2012-04-20
Sometimes the simple answers are the right ones (a lesson from bash)
A co-worker recently had a cronjob report the following error message, which he asked us for help with:
bash: /a/local/script: /bin/sh: bad interpreter: No such file or directory
At the time that this happened, other messages got logged suggesting that the machine was also apparently under memory pressure.

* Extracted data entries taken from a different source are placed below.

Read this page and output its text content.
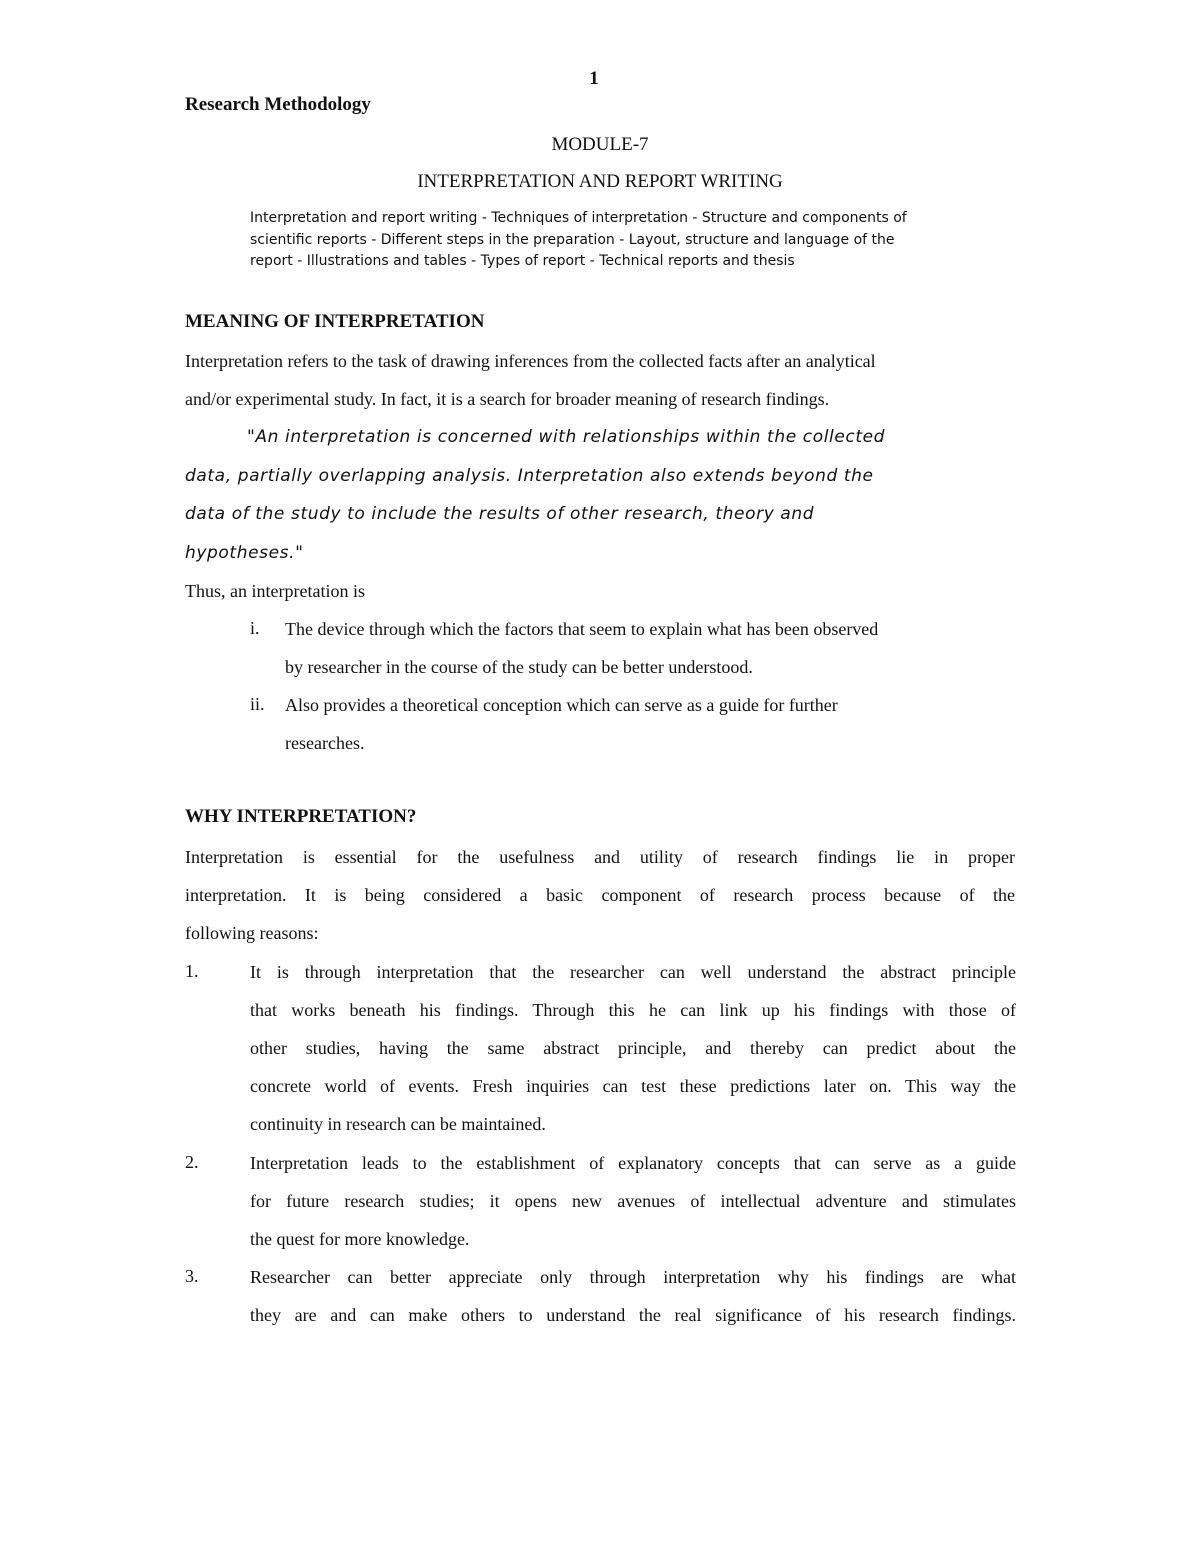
1
Research Methodology
MODULE-7
INTERPRETATION AND REPORT WRITING
Interpretation and report writing - Techniques of interpretation - Structure and components of
scientific reports - Different steps in the preparation - Layout, structure and language of the
report - Illustrations and tables - Types of report - Technical reports and thesis
MEANING OF INTERPRETATION
Interpretation refers to the task of drawing inferences from the collected facts after an analytical
and/or experimental study. In fact, it is a search for broader meaning of research findings.
"An interpretation is concerned with relationships within the collected
data, partially overlapping analysis. Interpretation also extends beyond the
data of the study to include the results of other research, theory and
hypotheses."
Thus, an interpretation is
i. The device through which the factors that seem to explain what has been observed
by researcher in the course of the study can be better understood.
ii. Also provides a theoretical conception which can serve as a guide for further
researches.
WHY INTERPRETATION?
Interpretation is essential for the usefulness and utility of research findings lie in proper
interpretation. It is being considered a basic component of research process because of the
following reasons:
1.	It is through interpretation that the researcher can well understand the abstract principle
that works beneath his findings. Through this he can link up his findings with those of
other studies, having the same abstract principle, and thereby can predict about the
concrete world of events. Fresh inquiries can test these predictions later on. This way the
continuity in research can be maintained.
2.	Interpretation leads to the establishment of explanatory concepts that can serve as a guide
for future research studies; it opens new avenues of intellectual adventure and stimulates
the quest for more knowledge.
3.	Researcher can better appreciate only through interpretation why his findings are what
they are and can make others to understand the real significance of his research findings.
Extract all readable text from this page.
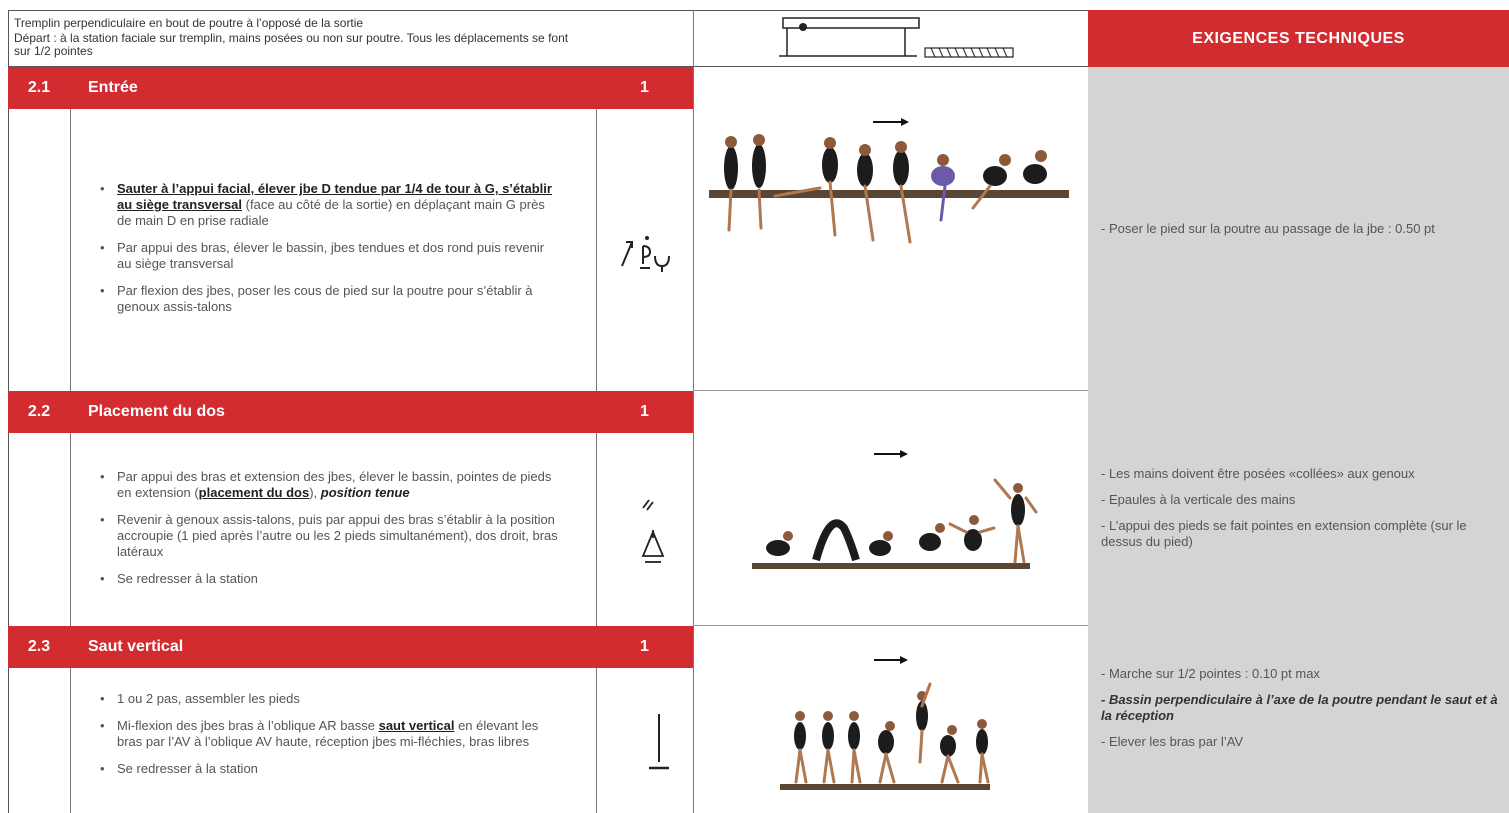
Tremplin perpendiculaire en bout de poutre à l’opposé de la sortie
Départ : à la station faciale sur tremplin, mains posées ou non sur poutre. Tous les déplacements se font
sur 1/2 pointes
EXIGENCES TECHNIQUES
2.1	Entrée	1
• Sauter à l’appui facial, élever jbe D tendue par 1/4 de tour à G, s’établir au siège transversal (face au côté de la sortie) en déplaçant main G près de main D en prise radiale
• Par appui des bras, élever le bassin, jbes tendues et dos rond puis revenir au siège transversal
• Par flexion des jbes, poser les cous de pied sur la poutre pour s’établir à genoux assis-talons
- Poser le pied sur la poutre au passage de la jbe : 0.50 pt
2.2	Placement du dos	1
• Par appui des bras et extension des jbes, élever le bassin, pointes de pieds en extension (placement du dos), position tenue
• Revenir à genoux assis-talons, puis par appui des bras s’établir à la position accroupie (1 pied après l’autre ou les 2 pieds simultanément), dos droit, bras latéraux
• Se redresser à la station
- Les mains doivent être posées «collées» aux genoux
- Epaules à la verticale des mains
- L’appui des pieds se fait pointes en extension complète (sur le dessus du pied)
2.3	Saut vertical	1
• 1 ou 2 pas, assembler les pieds
• Mi-flexion des jbes bras à l’oblique AR basse saut vertical en élevant les bras par l’AV à l’oblique AV haute, réception jbes mi-fléchies, bras libres
• Se redresser à la station
- Marche sur 1/2 pointes : 0.10 pt max
- Bassin perpendiculaire à l’axe de la poutre pendant le saut et à la réception
- Elever les bras par l’AV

When I saw this, my mind immediately jumped to ELF interpreters, better known as the dynamic loader. I promptly suggested that maybe the kernel wasn't able to load the dynamic loader for sh, perhaps because of memory pressure or something. However I was wrong, as some web searchers for the error message showed me when I bothered to do them. What's going on is much simpler (although maybe odder) than something complicated about some part of the dynamic loader not working right.
In fact, what's going on is right there in the error message if I had bothered to read it. Here, let me show you with a little test:
$ bash
$ cat /tmp/exmpl
#!/bin/shx
echo hi there
$ /tmp/exmpl
bash: /tmp/exmpl: /bin/shx: bad interpreter: No such file or directory
As odd as it sounds, this error message was almost certainly generated
because (temporarily) there was no /bin/sh
. Since /bin/sh
is a
magically maintained symlink on many current Linuxes, this is slightly
less odd and peculiar than it seems (it's possible that some package
manipulation made the symlink disappear temporarily), but it's still
pretty odd.
To sum up: bash really was telling my co-worker what was wrong and the error was report was not some peculiar coded message in a bottle that needed a complex, obscure interpretation. The simple answer was the right one. Sometimes that's just how it goes; not everything in system administration is a complex puzzle.
(As it happens I feel that if I'd paid attention to the error message and how it was structured, I would have seen that my complex theory was pretty sure to be wrong. But that's sufficiently tangled to need another entry.)